Violations des droits de l'homme à l'encontre des mineurs

Alkarama est extrêmement préoccupée par les violations récurrentes des droits fondamentaux des enfants par les autorités saoudiennes. Les mineurs font également face à des violations systématiques de leur droit à un procès équitable. Ils peuvent être jugés et condamnés comme des adultes s'ils portent des «signes physiques de la puberté», une décision qui est laissée à la discrétion des juges. Une telle cruauté envers les enfants est illustrée par le cas de Murtaja Algariras qui a été arrêté par la police en septembre 2014, alors qu’il n’avait que 13 ans. Au cours de l'enquête, il a été torturé pour extraire de faux aveux concernant sa prétendue participation à des «rassemblements illégaux». Plus de deux ans après son arrestation, Murtaja attend toujours d’être officiellement inculpé et aucune date n'a été fixée pour son procès. Le 7 octobre 2016, le Comité des droits de l'enfant de l'ONU a publié ses observations finales sur le troisième et quatrième examen périodique de l'Arabie saoudite. Le Comité s'est déclaré profondément préoccupé par le fait qu'en Arabie saoudite, les enfants de plus de 15 ans sont jugés comme des adultes. Et en tant que tels, ils continuent à être condamnés à mort et exécutés à la suite de «procès inéquitables». Le Comité a rappelé avec préoccupation que sur les 47 personnes exécutées le 2 janvier 2016, au moins quatre étaient âgées de moins de 18 ans lorsqu'elles ont été condamnées à mort par la CPS. Plus encore, les violations des droits de l'homme se sont également étendues au Yémen.

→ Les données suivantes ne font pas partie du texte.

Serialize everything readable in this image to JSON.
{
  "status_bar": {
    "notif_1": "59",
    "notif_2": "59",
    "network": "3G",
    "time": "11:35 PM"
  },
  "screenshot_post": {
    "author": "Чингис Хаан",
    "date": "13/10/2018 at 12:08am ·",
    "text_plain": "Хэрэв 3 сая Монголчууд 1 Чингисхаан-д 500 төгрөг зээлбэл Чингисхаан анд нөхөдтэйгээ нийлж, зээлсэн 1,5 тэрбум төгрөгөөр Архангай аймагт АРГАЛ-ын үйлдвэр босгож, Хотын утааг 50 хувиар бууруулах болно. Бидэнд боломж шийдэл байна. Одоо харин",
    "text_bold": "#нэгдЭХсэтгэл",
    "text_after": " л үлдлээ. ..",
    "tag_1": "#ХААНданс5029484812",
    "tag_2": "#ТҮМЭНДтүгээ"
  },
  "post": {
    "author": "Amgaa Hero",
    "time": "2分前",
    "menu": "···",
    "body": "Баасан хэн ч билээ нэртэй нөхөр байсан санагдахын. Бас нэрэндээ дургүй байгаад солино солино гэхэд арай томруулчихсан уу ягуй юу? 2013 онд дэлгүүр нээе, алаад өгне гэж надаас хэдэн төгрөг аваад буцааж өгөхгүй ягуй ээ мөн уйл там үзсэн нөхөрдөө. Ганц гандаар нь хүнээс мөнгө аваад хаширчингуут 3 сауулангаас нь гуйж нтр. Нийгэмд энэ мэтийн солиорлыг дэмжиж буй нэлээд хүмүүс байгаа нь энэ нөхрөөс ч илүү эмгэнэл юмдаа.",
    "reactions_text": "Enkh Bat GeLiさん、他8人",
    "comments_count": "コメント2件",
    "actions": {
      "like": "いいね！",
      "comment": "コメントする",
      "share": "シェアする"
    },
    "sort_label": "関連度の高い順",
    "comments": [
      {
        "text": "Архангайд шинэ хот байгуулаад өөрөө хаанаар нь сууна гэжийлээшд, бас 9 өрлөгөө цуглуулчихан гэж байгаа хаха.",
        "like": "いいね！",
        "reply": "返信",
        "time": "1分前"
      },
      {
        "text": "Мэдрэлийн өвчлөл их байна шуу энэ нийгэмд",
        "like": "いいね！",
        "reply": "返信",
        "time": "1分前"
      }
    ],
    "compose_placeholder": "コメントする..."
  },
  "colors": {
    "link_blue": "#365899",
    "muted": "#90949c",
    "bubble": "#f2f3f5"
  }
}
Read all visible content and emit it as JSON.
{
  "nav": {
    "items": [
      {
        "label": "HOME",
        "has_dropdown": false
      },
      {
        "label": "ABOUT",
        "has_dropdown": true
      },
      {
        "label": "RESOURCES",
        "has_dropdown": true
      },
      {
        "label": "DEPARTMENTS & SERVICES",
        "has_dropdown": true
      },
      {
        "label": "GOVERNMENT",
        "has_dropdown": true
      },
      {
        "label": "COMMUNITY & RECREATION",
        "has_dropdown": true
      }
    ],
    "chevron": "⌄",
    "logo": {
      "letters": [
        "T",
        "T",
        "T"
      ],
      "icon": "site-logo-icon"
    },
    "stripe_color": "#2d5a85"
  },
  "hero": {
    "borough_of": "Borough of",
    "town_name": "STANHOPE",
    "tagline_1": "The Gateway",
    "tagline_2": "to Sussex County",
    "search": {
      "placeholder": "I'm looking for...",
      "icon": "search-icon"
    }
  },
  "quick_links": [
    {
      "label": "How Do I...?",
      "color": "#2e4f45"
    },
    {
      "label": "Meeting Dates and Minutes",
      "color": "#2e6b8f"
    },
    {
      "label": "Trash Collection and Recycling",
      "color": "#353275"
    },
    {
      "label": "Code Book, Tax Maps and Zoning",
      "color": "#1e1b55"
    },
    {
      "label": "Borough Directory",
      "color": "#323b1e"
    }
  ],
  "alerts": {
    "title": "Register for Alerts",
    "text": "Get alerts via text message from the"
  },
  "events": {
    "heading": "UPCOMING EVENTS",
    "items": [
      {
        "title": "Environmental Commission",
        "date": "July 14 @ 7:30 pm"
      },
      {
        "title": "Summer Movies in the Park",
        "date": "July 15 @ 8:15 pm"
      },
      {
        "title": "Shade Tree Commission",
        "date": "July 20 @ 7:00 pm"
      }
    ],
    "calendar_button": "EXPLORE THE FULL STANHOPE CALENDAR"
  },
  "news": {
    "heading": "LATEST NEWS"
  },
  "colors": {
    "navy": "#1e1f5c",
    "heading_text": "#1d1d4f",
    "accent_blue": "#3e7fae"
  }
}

Selon le rapport annuel du Secrétaire général des Nations Unies, publié le 2 juin 2016, l'Arabie saoudite faisait partie de la "liste de la honte" pour avoir tué et blessé plus de 1 000 enfants à la suite des frappes et des raids aériens menés par la coalition qui ont ciblé les écoles et les hôpitaux.Cependant, quatre jours plus tard, suite à la pression des autorités saoudiennes, le Secrétaire général de l'ONU a décidé de retirer la Coalition saoudienne de la «liste», en attendant les «conclusions d’[un] examen joint» des cas inclus dans le texte du rapport.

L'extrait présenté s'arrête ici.